Dawn Hochsprung, or Dawn Lafferty as I knew her, had been my vice principal in middle school. More importantly, she eventually became the wife of one of my most beloved teachers, George Hochsprung, a colleague of hers at Rogers Park Middle School. I was George’s student when he and Dawn were planning for their wedding. As I heard the news of her death confirmed, all I could think of were the happy days I spent in his classroom, and her smiling face when she would check in on him and his students.
And then I sat in front of the news for hours. For hours that day and for hours for the next three days. I couldn’t pull myself away. I didn’t know why, but I couldn’t leave the couch. I think now that I was waiting — waiting for some reporter to tell me something that would help make sense of it all, some small piece of information that would allow me to comprehend the meaning behind a tragedy like the Sandy Hook shooting.
It never came. Of course it never came.
A few days later, I attended Dawn’s wake with my family. Both of my brothers and I had been through school with George and Dawn, and over the years, my parents had become very fond of both of them. It seemed appropriate to see George and do what we could to share his burden.
On arrival, we saw the reporters. A group of them, standing the legally designated distance away from the wake, with their cameras and microphones. I was furious, and as someone who plans to pursue a career in journalism, deeply disconcerted. When did it become acceptable to intrude on the grieving process of a family in turmoil? And at what point does the news turn from being helpful and informative to hurtful and invasive?
I thought of my countless hours sitting in front of the television, hoping for some answers. Hoping that someone with a little more authority than me would shine light on the situation. But as I stood at the wake of Dawn Hochsprung, looking at the cold, huddled reporters at the end of the street, I realized they were no closer to understanding the tragedy than I was. Maybe they had access to people for interviews and passes for press conferences, but in the end, they were looking for answers too.

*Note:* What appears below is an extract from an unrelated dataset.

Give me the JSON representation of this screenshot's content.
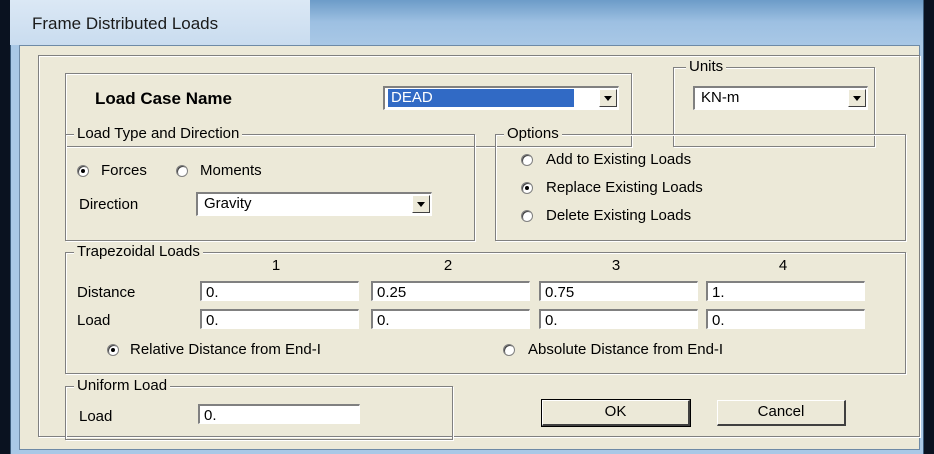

As a reporter, it’s your job to provide answers, even when they cannot be found. You are expected to produce something. Anything. As someone who, like many others in the Connecticut community, had personal ties to the shooting at Sandy Hook, I realized at Dawn’s wake that there would never be any answers. The parents of those children, and my dear teacher and mentor George Hochsprung, will never find an answer to the question that haunts all of our minds: Why?
Since that morning in December, I have quietly and solitarily mourned for those who were lost, and for those who lost loved ones. On returning to Middlebury, I immersed myself in Shakespeare for my thesis work. It was only then that I remembered the fateful moment at the end of Othello, when Othello asks Iago the question that readers have tried to figure out for centuries: Why? Why have you tormented me and caused me to kill my wife? What did I ever do to you?

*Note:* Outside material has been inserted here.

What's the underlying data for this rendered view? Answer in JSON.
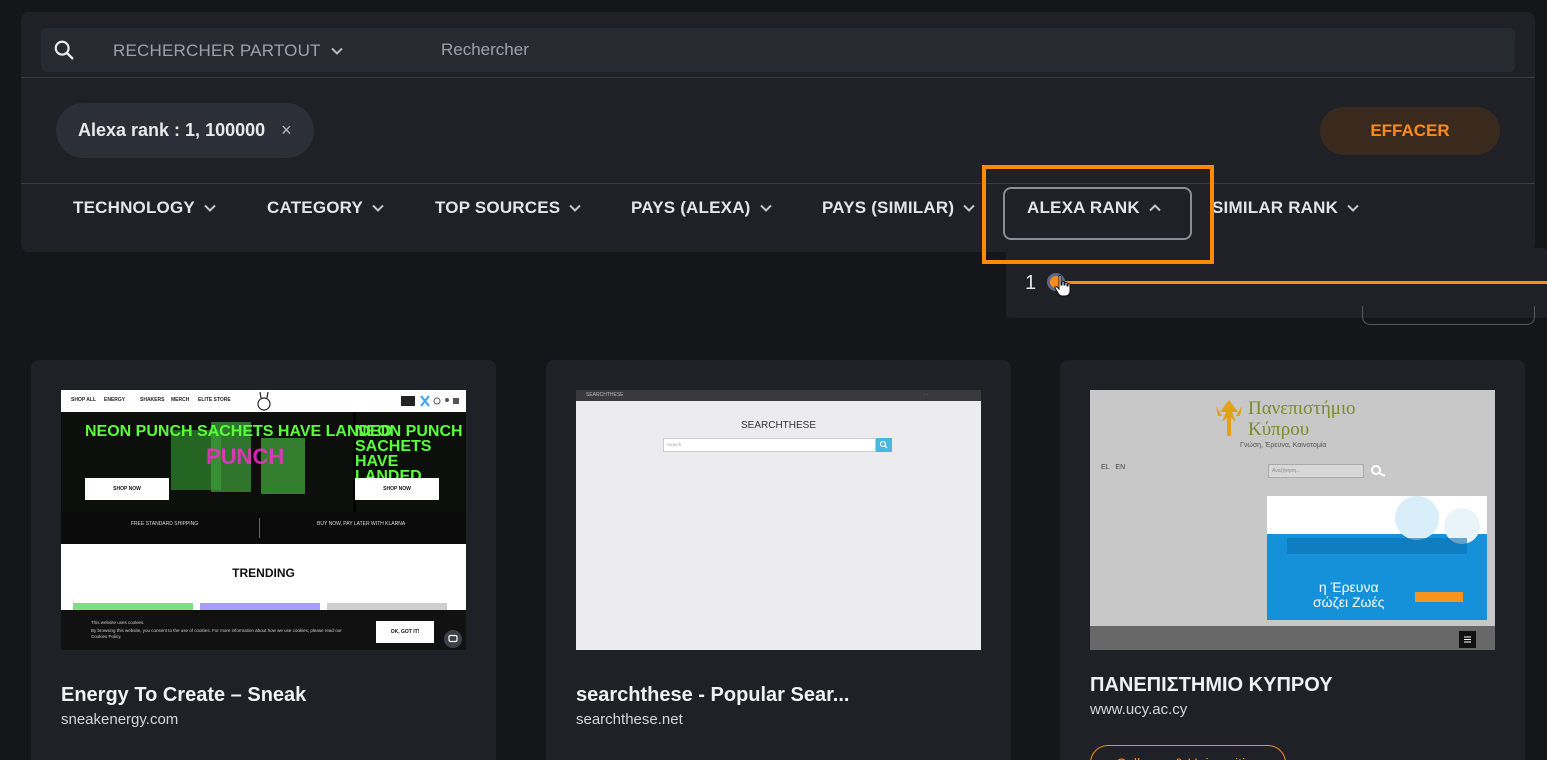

In one of Shakespeare’s darkest moments, the most evil of all of his villains replies, “Demand me nothing. What you know, you know. From this time forth I never will speak a word.”
There is no repentance. There is no explanation. What you know, you know. Six remarkable adults and 20 beautiful children were killed in Newtown, Conn. on that horrific day in December. That is what we know. We will never know the motive; we will never be able to understand why. And I believe that even if we did know the reason behind Adam Lanza’s killing spree, it wouldn’t help.
What I know is that the moment I hugged George Hochsprung, it no longer mattered why I was there. What was important was that I was there. In times of struggle and great heartache, reporters and their facts become irrelevant. Relief will not present itself in a news report. What you know, you know.